When a VPC network contains more than one Cloud Router — in one region or multiple regions — it uses the following algorithm to select next hops for the destinations (prefixes) it learns:
- If a destination (prefix) is received by exactly one BGP session, AS path prepending has no effect. The next hop of each custom dynamic route created in the VPC network is the next hop associated with the one BGP session.
- If a destination (prefix) is received by more than one BGP session, whether on the same Cloud Router, or on different Cloud Routers, Google Cloud _ignores_ any next hops that have an associated AS path prepending. The next hop of each custom dynamic route created in the VPC network is a next hop whose BGP session does _not_ use AS path prepending. If multiple Cloud Routers are involved, it does not matter whether the Cloud Routers are in the same or different regions.
In all situations, whether one or more custom dynamic routes are created depends on the dynamic routing mode of the VPC network.
For the most consistent results, do not use AS path prepending. Instead, configure the MED value.
On a multi-NIC VM, each NIC gets different routes
This is the expected behavior. You must configure each network interface (NIC) for a multi-NIC VM in a unique VPC network. Each Cloud Router creates custom dynamic routes in one VPC network. Thus, the routes learned by one Cloud Router are only applicable to one network interface of a multi-NIC VM. Packets sent from a VM's network interface use only the routes applicable to the VPC network for that interface.
Traffic is being routed asymmetrically
Traffic is routed asymmetrically when ingress and egress traffic use different paths. For example, you might have two Cloud VPN tunnels. Egress traffic from your VPC network might use the first tunnel, while ingress traffic into your VPC network might use the second tunnel.
Asymmetric routing happens when the preferred path advertised by your on-premises router and Cloud Router don't align. For ingress traffic into your VPC network, use Cloud Router to configure advertised route priorities. For more information, see Best path for egress traffic from Google Cloud to your on-premises network.
For egress traffic out of your VPC network, check your on-premises router's local preference or MED values.
The default route (0.0.0.0/0) is sending traffic to the internet gateway
When you create a VPC network, Google Cloud automatically
creates a default route with a
1000 whose next hop is the default internet gateway.
Routes with a next hop of the default internet gateway can only be used by VMs that meet internet access requirements.
Using routes with a next hop of the default internet gateway is also required to access Google APIs and services. For example, when using Private Google Access.

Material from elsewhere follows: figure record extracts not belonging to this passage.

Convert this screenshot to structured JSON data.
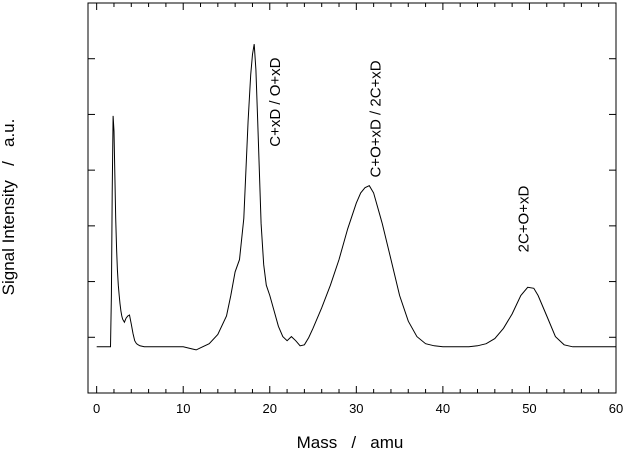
{
  "chart_data": {
    "type": "line",
    "title": "",
    "xlabel": "Mass   /   amu",
    "ylabel": "Signal Intensity   /   a.u.",
    "xlim": [
      -1,
      60
    ],
    "ylim": [
      -0.45,
      3.35
    ],
    "x_ticks": [
      0,
      10,
      20,
      30,
      40,
      50,
      60
    ],
    "x_minor_step": 2,
    "y_ticks_count": 6,
    "grid": false,
    "legend": "none",
    "line_color": "#000000",
    "series": [
      {
        "name": "",
        "x": [
          0,
          1.6,
          1.7,
          1.8,
          1.9,
          2.0,
          2.1,
          2.2,
          2.3,
          2.4,
          2.5,
          2.6,
          2.7,
          2.8,
          2.9,
          3.0,
          3.2,
          3.4,
          3.6,
          3.8,
          4.0,
          4.2,
          4.4,
          4.6,
          4.8,
          5.0,
          5.5,
          6,
          7,
          8,
          9,
          10,
          11,
          11.5,
          12,
          13,
          14,
          15,
          15.5,
          16,
          16.5,
          17,
          17.5,
          17.8,
          18,
          18.2,
          18.4,
          18.6,
          18.8,
          19,
          19.3,
          19.6,
          20,
          20.5,
          21,
          21.5,
          22,
          22.5,
          23,
          23.5,
          24,
          24.5,
          25,
          26,
          27,
          28,
          29,
          30,
          30.5,
          31,
          31.5,
          32,
          33,
          34,
          35,
          36,
          37,
          38,
          39,
          40,
          41,
          42,
          43,
          44,
          45,
          46,
          47,
          48,
          49,
          49.8,
          50.5,
          51,
          52,
          53,
          54,
          55,
          56,
          57,
          58,
          59,
          60
        ],
        "y": [
          0,
          0,
          0.5,
          1.5,
          2.25,
          2.1,
          1.7,
          1.25,
          0.95,
          0.75,
          0.6,
          0.5,
          0.42,
          0.35,
          0.3,
          0.27,
          0.24,
          0.28,
          0.3,
          0.31,
          0.22,
          0.13,
          0.06,
          0.03,
          0.02,
          0.01,
          0,
          0,
          0,
          0,
          0,
          0,
          -0.02,
          -0.03,
          -0.01,
          0.03,
          0.12,
          0.3,
          0.5,
          0.73,
          0.85,
          1.25,
          2.2,
          2.65,
          2.85,
          2.95,
          2.7,
          2.2,
          1.7,
          1.2,
          0.8,
          0.6,
          0.5,
          0.35,
          0.2,
          0.1,
          0.06,
          0.1,
          0.06,
          0.01,
          0.02,
          0.09,
          0.18,
          0.38,
          0.6,
          0.85,
          1.15,
          1.4,
          1.5,
          1.55,
          1.57,
          1.5,
          1.2,
          0.85,
          0.5,
          0.25,
          0.1,
          0.03,
          0.01,
          0,
          0,
          0,
          0,
          0.01,
          0.03,
          0.08,
          0.18,
          0.32,
          0.5,
          0.58,
          0.57,
          0.5,
          0.3,
          0.1,
          0.02,
          0,
          0,
          0,
          0,
          0,
          0
        ]
      }
    ],
    "annotations": [
      {
        "text": "C+xD / O+xD",
        "x": 21.2,
        "y": 1.95
      },
      {
        "text": "C+O+xD / 2C+xD",
        "x": 32.8,
        "y": 1.65
      },
      {
        "text": "2C+O+xD",
        "x": 49.9,
        "y": 0.92
      }
    ]
  }
}
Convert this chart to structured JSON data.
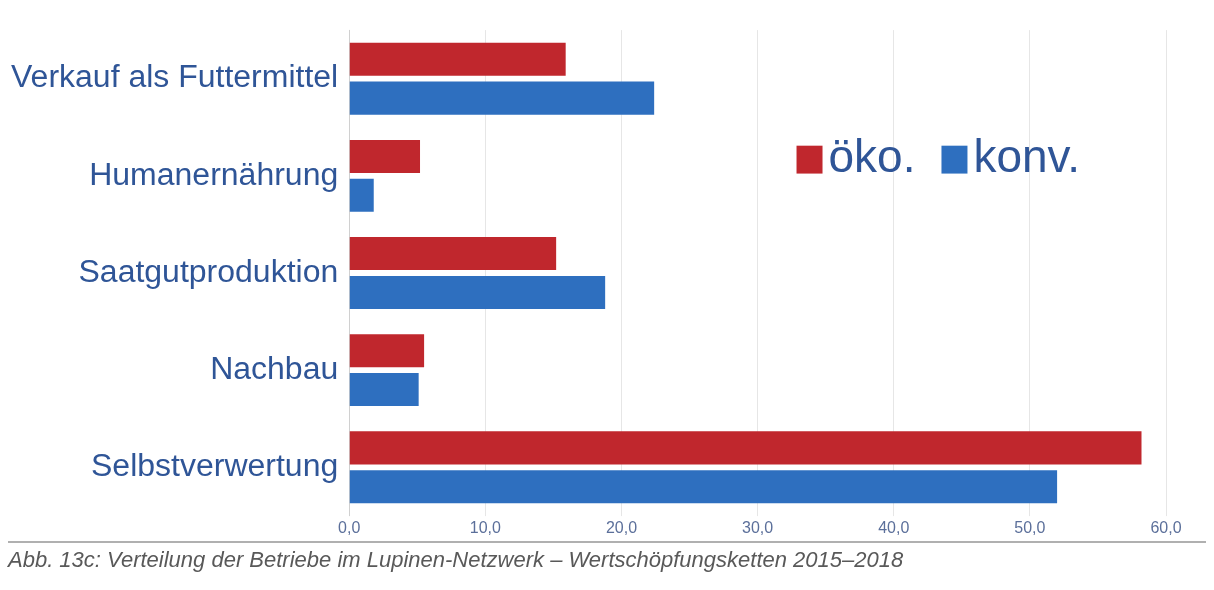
{
  "chart_data": {
    "type": "bar",
    "orientation": "horizontal",
    "categories": [
      "Verkauf als Futtermittel",
      "Humanernährung",
      "Saatgutproduktion",
      "Nachbau",
      "Selbstverwertung"
    ],
    "series": [
      {
        "name": "öko.",
        "color": "#c0272d",
        "values": [
          15.9,
          5.2,
          15.2,
          5.5,
          58.2
        ]
      },
      {
        "name": "konv.",
        "color": "#2e6fbf",
        "values": [
          22.4,
          1.8,
          18.8,
          5.1,
          52.0
        ]
      }
    ],
    "xlim": [
      0,
      60
    ],
    "xticks": [
      {
        "value": 0,
        "label": "0,0"
      },
      {
        "value": 10,
        "label": "10,0"
      },
      {
        "value": 20,
        "label": "20,0"
      },
      {
        "value": 30,
        "label": "30,0"
      },
      {
        "value": 40,
        "label": "40,0"
      },
      {
        "value": 50,
        "label": "50,0"
      },
      {
        "value": 60,
        "label": "60,0"
      }
    ],
    "grid": "x",
    "legend": "top right",
    "annotations": [
      "Abb. 13c: Verteilung der Betriebe im Lupinen-Netzwerk – Wertschöpfungsketten 2015–2018"
    ]
  }
}
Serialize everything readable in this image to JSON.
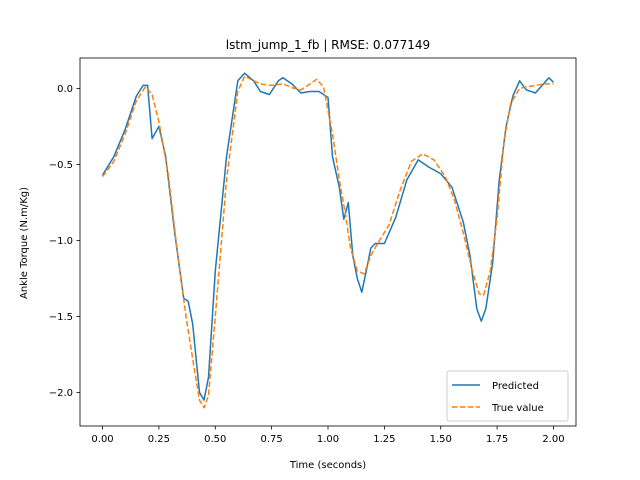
{
  "chart_data": {
    "type": "line",
    "title": "lstm_jump_1_fb | RMSE: 0.077149",
    "xlabel": "Time (seconds)",
    "ylabel": "Ankle Torque (N.m/Kg)",
    "xlim": [
      -0.1,
      2.1
    ],
    "ylim": [
      -2.22,
      0.2
    ],
    "xticks": [
      0.0,
      0.25,
      0.5,
      0.75,
      1.0,
      1.25,
      1.5,
      1.75,
      2.0
    ],
    "xtick_labels": [
      "0.00",
      "0.25",
      "0.50",
      "0.75",
      "1.00",
      "1.25",
      "1.50",
      "1.75",
      "2.00"
    ],
    "yticks": [
      0.0,
      -0.5,
      -1.0,
      -1.5,
      -2.0
    ],
    "ytick_labels": [
      "0.0",
      "−0.5",
      "−1.0",
      "−1.5",
      "−2.0"
    ],
    "grid": false,
    "legend_position": "lower-right",
    "series": [
      {
        "name": "Predicted",
        "color": "#1f77b4",
        "style": "solid",
        "points": [
          [
            0.0,
            -0.57
          ],
          [
            0.05,
            -0.45
          ],
          [
            0.1,
            -0.27
          ],
          [
            0.15,
            -0.05
          ],
          [
            0.18,
            0.02
          ],
          [
            0.2,
            0.02
          ],
          [
            0.22,
            -0.33
          ],
          [
            0.25,
            -0.25
          ],
          [
            0.28,
            -0.45
          ],
          [
            0.32,
            -0.95
          ],
          [
            0.36,
            -1.38
          ],
          [
            0.38,
            -1.4
          ],
          [
            0.4,
            -1.55
          ],
          [
            0.43,
            -2.0
          ],
          [
            0.45,
            -2.05
          ],
          [
            0.47,
            -1.9
          ],
          [
            0.5,
            -1.2
          ],
          [
            0.55,
            -0.45
          ],
          [
            0.6,
            0.05
          ],
          [
            0.63,
            0.1
          ],
          [
            0.67,
            0.05
          ],
          [
            0.7,
            -0.02
          ],
          [
            0.74,
            -0.04
          ],
          [
            0.78,
            0.05
          ],
          [
            0.8,
            0.07
          ],
          [
            0.84,
            0.03
          ],
          [
            0.88,
            -0.03
          ],
          [
            0.92,
            -0.02
          ],
          [
            0.96,
            -0.02
          ],
          [
            1.0,
            -0.06
          ],
          [
            1.02,
            -0.45
          ],
          [
            1.05,
            -0.65
          ],
          [
            1.07,
            -0.86
          ],
          [
            1.09,
            -0.75
          ],
          [
            1.11,
            -1.1
          ],
          [
            1.13,
            -1.25
          ],
          [
            1.15,
            -1.34
          ],
          [
            1.17,
            -1.2
          ],
          [
            1.19,
            -1.05
          ],
          [
            1.21,
            -1.02
          ],
          [
            1.25,
            -1.02
          ],
          [
            1.3,
            -0.85
          ],
          [
            1.35,
            -0.6
          ],
          [
            1.4,
            -0.47
          ],
          [
            1.45,
            -0.52
          ],
          [
            1.5,
            -0.56
          ],
          [
            1.55,
            -0.65
          ],
          [
            1.6,
            -0.88
          ],
          [
            1.63,
            -1.1
          ],
          [
            1.66,
            -1.45
          ],
          [
            1.68,
            -1.53
          ],
          [
            1.7,
            -1.45
          ],
          [
            1.73,
            -1.15
          ],
          [
            1.76,
            -0.6
          ],
          [
            1.79,
            -0.25
          ],
          [
            1.82,
            -0.05
          ],
          [
            1.85,
            0.05
          ],
          [
            1.88,
            -0.01
          ],
          [
            1.92,
            -0.03
          ],
          [
            1.95,
            0.02
          ],
          [
            1.98,
            0.07
          ],
          [
            2.0,
            0.04
          ]
        ]
      },
      {
        "name": "True value",
        "color": "#ff7f0e",
        "style": "dashed",
        "points": [
          [
            0.0,
            -0.58
          ],
          [
            0.05,
            -0.48
          ],
          [
            0.1,
            -0.3
          ],
          [
            0.15,
            -0.08
          ],
          [
            0.19,
            0.01
          ],
          [
            0.22,
            -0.04
          ],
          [
            0.25,
            -0.22
          ],
          [
            0.29,
            -0.55
          ],
          [
            0.33,
            -1.05
          ],
          [
            0.37,
            -1.5
          ],
          [
            0.4,
            -1.78
          ],
          [
            0.43,
            -2.05
          ],
          [
            0.45,
            -2.1
          ],
          [
            0.47,
            -2.02
          ],
          [
            0.5,
            -1.5
          ],
          [
            0.55,
            -0.6
          ],
          [
            0.6,
            -0.02
          ],
          [
            0.63,
            0.08
          ],
          [
            0.67,
            0.05
          ],
          [
            0.7,
            0.03
          ],
          [
            0.75,
            0.02
          ],
          [
            0.8,
            0.03
          ],
          [
            0.85,
            0.0
          ],
          [
            0.88,
            -0.01
          ],
          [
            0.92,
            0.03
          ],
          [
            0.95,
            0.06
          ],
          [
            0.98,
            0.01
          ],
          [
            1.02,
            -0.3
          ],
          [
            1.05,
            -0.6
          ],
          [
            1.08,
            -0.85
          ],
          [
            1.1,
            -1.05
          ],
          [
            1.13,
            -1.2
          ],
          [
            1.16,
            -1.22
          ],
          [
            1.19,
            -1.1
          ],
          [
            1.22,
            -1.02
          ],
          [
            1.27,
            -0.9
          ],
          [
            1.32,
            -0.67
          ],
          [
            1.37,
            -0.48
          ],
          [
            1.42,
            -0.43
          ],
          [
            1.47,
            -0.47
          ],
          [
            1.52,
            -0.58
          ],
          [
            1.56,
            -0.73
          ],
          [
            1.6,
            -0.95
          ],
          [
            1.64,
            -1.2
          ],
          [
            1.67,
            -1.35
          ],
          [
            1.69,
            -1.36
          ],
          [
            1.72,
            -1.2
          ],
          [
            1.75,
            -0.85
          ],
          [
            1.78,
            -0.35
          ],
          [
            1.81,
            -0.1
          ],
          [
            1.85,
            0.0
          ],
          [
            1.88,
            0.01
          ],
          [
            1.92,
            0.02
          ],
          [
            1.96,
            0.03
          ],
          [
            2.0,
            0.03
          ]
        ]
      }
    ]
  }
}
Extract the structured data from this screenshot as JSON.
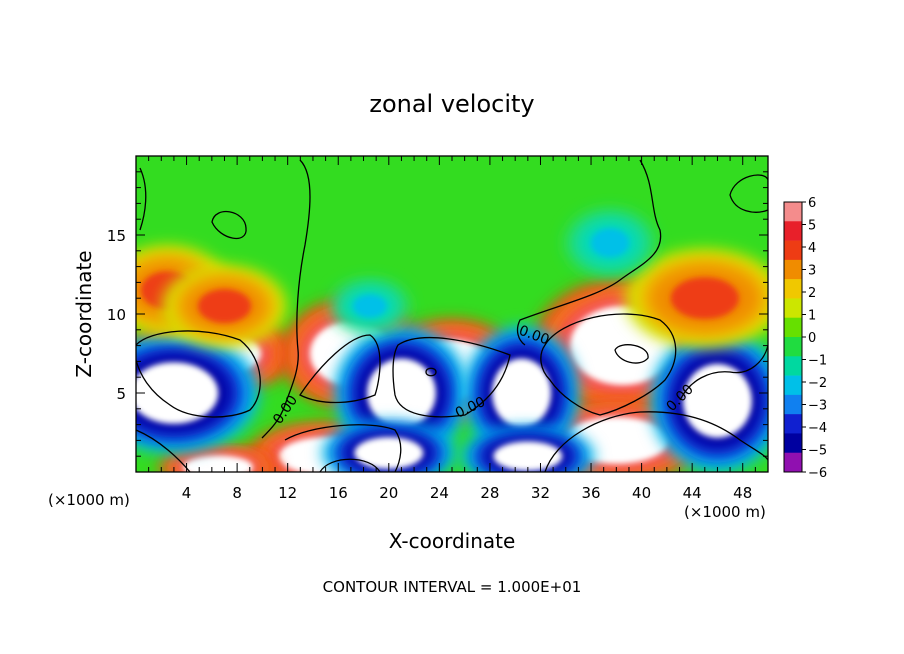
{
  "chart_data": {
    "type": "heatmap",
    "title": "zonal velocity",
    "xlabel": "X-coordinate",
    "ylabel": "Z-coordinate",
    "x_unit": "(×1000 m)",
    "z_unit": "(×1000 m)",
    "xlim": [
      0,
      50
    ],
    "ylim": [
      0,
      20
    ],
    "x_ticks": [
      "4",
      "8",
      "12",
      "16",
      "20",
      "24",
      "28",
      "32",
      "36",
      "40",
      "44",
      "48"
    ],
    "z_ticks": [
      "5",
      "10",
      "15"
    ],
    "footer": "CONTOUR INTERVAL = 1.000E+01",
    "contour_labels": [
      "0.00",
      "0.00",
      "0.00",
      "0.00"
    ],
    "colorbar": {
      "levels": [
        "6",
        "5",
        "4",
        "3",
        "2",
        "1",
        "0",
        "−1",
        "−2",
        "−3",
        "−4",
        "−5",
        "−6"
      ],
      "colors": [
        "#f48c8c",
        "#e8202a",
        "#ee3c14",
        "#f08c00",
        "#f0c800",
        "#cce600",
        "#66e000",
        "#20dc40",
        "#00d8a0",
        "#00c0e8",
        "#1080f0",
        "#1020d0",
        "#0000a0",
        "#9010b0"
      ]
    },
    "regions": [
      {
        "kind": "positive",
        "x": 6.0,
        "z": 7.5,
        "rx": 4.2,
        "rz": 1.6
      },
      {
        "kind": "positive",
        "x": 17.0,
        "z": 7.5,
        "rx": 3.5,
        "rz": 2.2
      },
      {
        "kind": "positive",
        "x": 25.0,
        "z": 6.5,
        "rx": 3.6,
        "rz": 2.0
      },
      {
        "kind": "positive",
        "x": 38.5,
        "z": 8.0,
        "rx": 4.5,
        "rz": 2.7
      },
      {
        "kind": "positive",
        "x": 15.0,
        "z": 1.0,
        "rx": 4.0,
        "rz": 1.3
      },
      {
        "kind": "positive",
        "x": 38.0,
        "z": 2.0,
        "rx": 4.5,
        "rz": 1.6
      },
      {
        "kind": "positive",
        "x": 6.5,
        "z": 0.3,
        "rx": 3.0,
        "rz": 0.8
      },
      {
        "kind": "negative",
        "x": 3.0,
        "z": 5.0,
        "rx": 4.5,
        "rz": 2.5
      },
      {
        "kind": "negative",
        "x": 21.0,
        "z": 5.0,
        "rx": 3.5,
        "rz": 2.8
      },
      {
        "kind": "negative",
        "x": 30.5,
        "z": 5.0,
        "rx": 3.0,
        "rz": 2.8
      },
      {
        "kind": "negative",
        "x": 46.0,
        "z": 4.5,
        "rx": 3.5,
        "rz": 3.0
      },
      {
        "kind": "negative",
        "x": 20.0,
        "z": 1.2,
        "rx": 3.5,
        "rz": 1.3
      },
      {
        "kind": "negative",
        "x": 31.0,
        "z": 1.0,
        "rx": 3.5,
        "rz": 1.2
      },
      {
        "kind": "orange",
        "x": 2.5,
        "z": 11.5,
        "rx": 3.5,
        "rz": 2.0
      },
      {
        "kind": "orange",
        "x": 7.0,
        "z": 10.5,
        "rx": 3.5,
        "rz": 1.8
      },
      {
        "kind": "orange",
        "x": 45.0,
        "z": 11.0,
        "rx": 4.5,
        "rz": 2.2
      },
      {
        "kind": "cyan",
        "x": 37.5,
        "z": 14.5,
        "rx": 2.5,
        "rz": 1.5
      },
      {
        "kind": "cyan",
        "x": 18.5,
        "z": 10.5,
        "rx": 2.2,
        "rz": 1.2
      }
    ]
  }
}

The following examples describe situations that can cause traffic to the internet or to Google APIs and services to be blocked:
- If you delete the automatically-created default route (the route with a next hop of the default internet gateway)
- If you replace the automatically-created default route and the next hop of the replacement route is different from the default internet gateway
- If a Cloud Router learns a route with destination
0.0.0.0/0that has a higher priority than the automatically-created default route.
The next hop isn't clear
See Applicability and order in the VPC Routes documentation to learn how Google Cloud's route selection algorithm works.